Наутро г-жа Коллинз и Мария отбыли по делам в деревню, а Элизабет сидела в одиночестве и писала Джейн; дверной колокольчик, безошибочный знак появленья визитера, заставил ее вздрогнуть. Она не слышала, как подъехал экипаж, а потому сделала вывод, что имеется вероятность прихода леди Кэтрин, и с сим малоприятным предчувствием убирала недописанное письмо, дабы избежать назойливых вопросов, когда дверь отворилась и, к великому удивленью Элизабет, в комнату вступил г-н Дарси — и только г-н Дарси.

Он, по видимости, тоже немало изумился, обнаружив ее в одиночестве, и в виде извиненья за вторжение сообщил, что полагал, будто все дамы пребывают в доме.

Затем они оба сели и, едва ею были заданы положенные вопросы относительно Розингса, рисковали погрузиться в гробовое молчанье. Абсолютно необходимо посему было что-нибудь придумать, и в сию критическую минуту вспомнив, когда она видела его в последний раз в Хартфордшире, и желая выяснить его соображенья касательно поспешного отбытья, Элизабет отметила:

— Как внезапно вы все покинули Незерфилд в ноябре, господин Дарси! Вероятно, столь скорый приезд ваш явился наиприятнейшим сюрпризом для господина Бингли; если я правильно помню, он отбыл всего днем ранее. Надеюсь, он и его сестры были в добром здравии, когда вы уезжали из Лондона.

— Совершенно здоровы, благодарю вас.

Элизабет сообразила, что более никакого ответа не получит, и после краткой паузы прибавила:

— Насколько я понимаю, господин Бингли особо не стремится возвращаться в Незерфилд?

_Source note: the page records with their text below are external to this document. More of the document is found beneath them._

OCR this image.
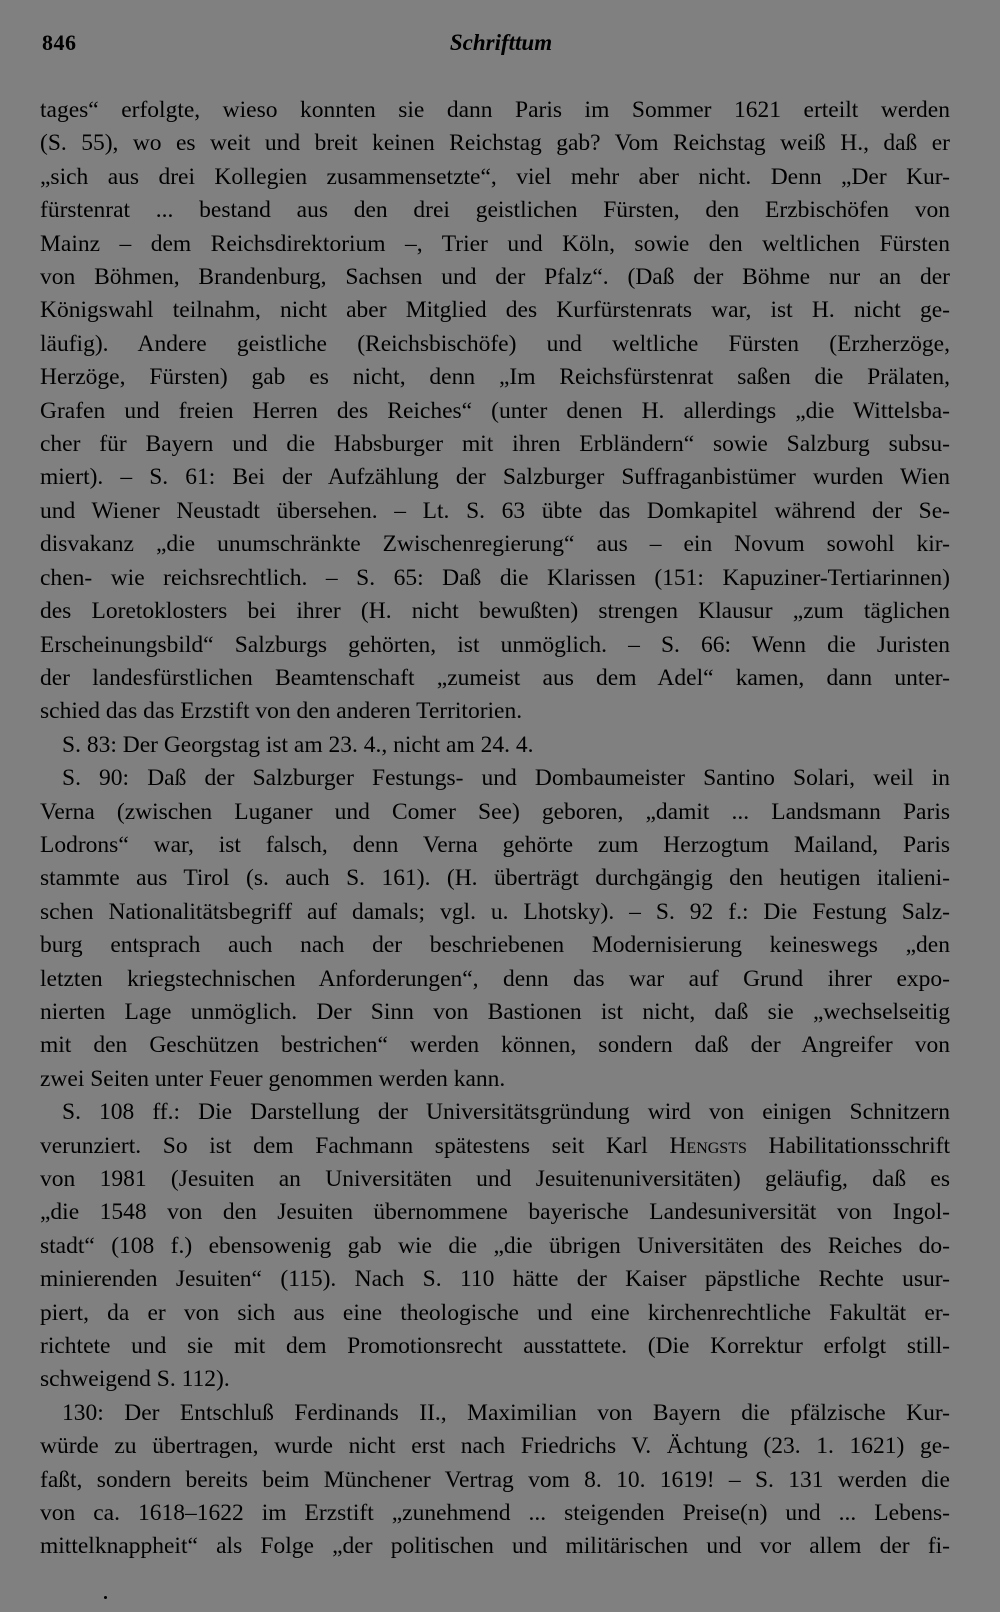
846	Schrifttum
tages“ erfolgte, wieso konnten sie dann Paris im Sommer 1621 erteilt werden
(S. 55), wo es weit und breit keinen Reichstag gab? Vom Reichstag weiß H., daß er
„sich aus drei Kollegien zusammensetzte“, viel mehr aber nicht. Denn „Der Kur-
fürstenrat ... bestand aus den drei geistlichen Fürsten, den Erzbischöfen von
Mainz – dem Reichsdirektorium –, Trier und Köln, sowie den weltlichen Fürsten
von Böhmen, Brandenburg, Sachsen und der Pfalz“. (Daß der Böhme nur an der
Königswahl teilnahm, nicht aber Mitglied des Kurfürstenrats war, ist H. nicht ge-
läufig). Andere geistliche (Reichsbischöfe) und weltliche Fürsten (Erzherzöge,
Herzöge, Fürsten) gab es nicht, denn „Im Reichsfürstenrat saßen die Prälaten,
Grafen und freien Herren des Reiches“ (unter denen H. allerdings „die Wittelsba-
cher für Bayern und die Habsburger mit ihren Erbländern“ sowie Salzburg subsu-
miert). – S. 61: Bei der Aufzählung der Salzburger Suffraganbistümer wurden Wien
und Wiener Neustadt übersehen. – Lt. S. 63 übte das Domkapitel während der Se-
disvakanz „die unumschränkte Zwischenregierung“ aus – ein Novum sowohl kir-
chen- wie reichsrechtlich. – S. 65: Daß die Klarissen (151: Kapuziner-Tertiarinnen)
des Loretoklosters bei ihrer (H. nicht bewußten) strengen Klausur „zum täglichen
Erscheinungsbild“ Salzburgs gehörten, ist unmöglich. – S. 66: Wenn die Juristen
der landesfürstlichen Beamtenschaft „zumeist aus dem Adel“ kamen, dann unter-
schied das das Erzstift von den anderen Territorien.
S. 83: Der Georgstag ist am 23. 4., nicht am 24. 4.
S. 90: Daß der Salzburger Festungs- und Dombaumeister Santino Solari, weil in
Verna (zwischen Luganer und Comer See) geboren, „damit ... Landsmann Paris
Lodrons“ war, ist falsch, denn Verna gehörte zum Herzogtum Mailand, Paris
stammte aus Tirol (s. auch S. 161). (H. überträgt durchgängig den heutigen italieni-
schen Nationalitätsbegriff auf damals; vgl. u. Lhotsky). – S. 92 f.: Die Festung Salz-
burg entsprach auch nach der beschriebenen Modernisierung keineswegs „den
letzten kriegstechnischen Anforderungen“, denn das war auf Grund ihrer expo-
nierten Lage unmöglich. Der Sinn von Bastionen ist nicht, daß sie „wechselseitig
mit den Geschützen bestrichen“ werden können, sondern daß der Angreifer von
zwei Seiten unter Feuer genommen werden kann.
S. 108 ff.: Die Darstellung der Universitätsgründung wird von einigen Schnitzern
verunziert. So ist dem Fachmann spätestens seit Karl Hengsts Habilitationsschrift
von 1981 (Jesuiten an Universitäten und Jesuitenuniversitäten) geläufig, daß es
„die 1548 von den Jesuiten übernommene bayerische Landesuniversität von Ingol-
stadt“ (108 f.) ebensowenig gab wie die „die übrigen Universitäten des Reiches do-
minierenden Jesuiten“ (115). Nach S. 110 hätte der Kaiser päpstliche Rechte usur-
piert, da er von sich aus eine theologische und eine kirchenrechtliche Fakultät er-
richtete und sie mit dem Promotionsrecht ausstattete. (Die Korrektur erfolgt still-
schweigend S. 112).
130: Der Entschluß Ferdinands II., Maximilian von Bayern die pfälzische Kur-
würde zu übertragen, wurde nicht erst nach Friedrichs V. Ächtung (23. 1. 1621) ge-
faßt, sondern bereits beim Münchener Vertrag vom 8. 10. 1619! – S. 131 werden die
von ca. 1618–1622 im Erzstift „zunehmend ... steigenden Preise(n) und ... Lebens-
mittelknappheit“ als Folge „der politischen und militärischen und vor allem der fi-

— Я не слыхал, чтобы он говорил нечто подобное, но, вероятно, в дальнейшем он не станет бывать там подолгу. Друзей у него много, и в его возрасте число друзей и приглашений неизменно растет.

— Если он собирается редко бывать в Незерфилде, округе было бы сподручнее, если б он вовсе отказался от аренды, ибо тогда, возможно, какая-нибудь семья поселилась бы там насовсем. Но, возможно, господин Бингли снял дом более ради собственного удобства, нежели во имя удобства соседей, и следует предположить, что он сохранит за собою или же оставит дом, исходя из тех же принципов.

— Я не удивлюсь, — отвечал Дарси, — если он откажется от аренды, едва появится достойная возможность купли.

Элизабет не отвечала. Она опасалась длить беседу о его друге и, не представляя, что бы еще сказать, вознамерилась предоставить заботу о поисках темы ему.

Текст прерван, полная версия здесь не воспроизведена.